Quand on emploie le côté fin de la pierre, on reproduit la même opération. La méthode est simple, mais avant de la maîtriser, il vaut mieux s’entraîner sur une vieille lame ou sur l’opinel du fond du tiroir – c’est un coup de main à prendre… La remise en forme du tranchant. Que ce soit suite à un travail lourd, la survenue d’une situation exceptionnelle ou la remise en forme d’une lame mal entretenue ou abîmée, il arrive qu’un simple aiguisage ne suffise pas. Pour cause : le tranchant est tout simplement émoussé. Quand le gras du pouce passe dessus, c’est une sensation d’arrondi, le fil n’accroche pas, il glisse.
Sur le terrain, cela se caractérise par une lame qui dérape sur l’objet qu’elle est supposée couper ou entailler. C’est le début d’une grande frustration, d’une grosse dépense énergétique, et potentiellement d’une invitation vers les urgences… Une lame “désaffutée”, qui ripe, finit souvent dans le doigt de son propriétaire… À ce niveau, l’affûtage ne sera pas suffisant. Il faut redonner forme au tranchant et il est plus aisé de le réaliser chez soi, au calme. Les grosses pierres deviennent très intéressantes pour ce type de tâche, car beaucoup plus efficaces de par leur grande surface que les petites pierres de terrain.
Le procédé va être le même, au détail près que cette fois si l’utilisateur va venir “couper” une tranche dans la pierre. Encore une fois en un seul mouvement pour toute la longueur du tranchant, et en donnant toujours le même angle à celui-ci. Il va être là aussi nécessaire d’alterner un côté puis l’autre, au détail près que les répétitions ne seront pas dégressives mais d’un nombre égal et cela jusqu’à ce que la lame accroche de nouveau le gras du doigt sur toute sa longueur : que le tranchant soit de nouveau uniforme. Une fois cet état obtenu, il suffit de repasser sur la pierre habituelle pour un aiguisage normal. Étant à domicile il peut être intéressant de pousser l’affûtage jusqu’au rasoir : rien de plus simple, il suffit de poursuivre les opérations d’affûtage en dégressif, avec des pierres de plus en plus fines (grain 1000, 2000, etc.) et de finir proprement au cuir et à la pâte à polir.
L’angle d’aiguisage pour une lame émoussée.
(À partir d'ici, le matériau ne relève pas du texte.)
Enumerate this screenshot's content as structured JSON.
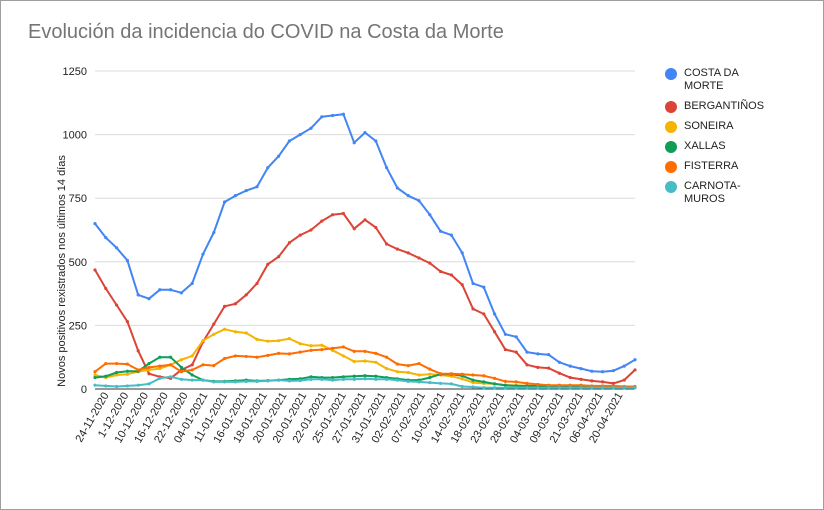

Il est nécessaire de surveiller attentivement cette étape : si on ne prend pas garde et que l’on “suit” l’angle initial, l’angle devient de plus en plus obtus et le couteau finit par ne plus rien couper même s’il accroche le gras du pouce. Il est nécessaire de réaliser un angle de 40° au grand maximum, au-delà le couteau ne coupe plus, il “écarte” les fibres et la matière.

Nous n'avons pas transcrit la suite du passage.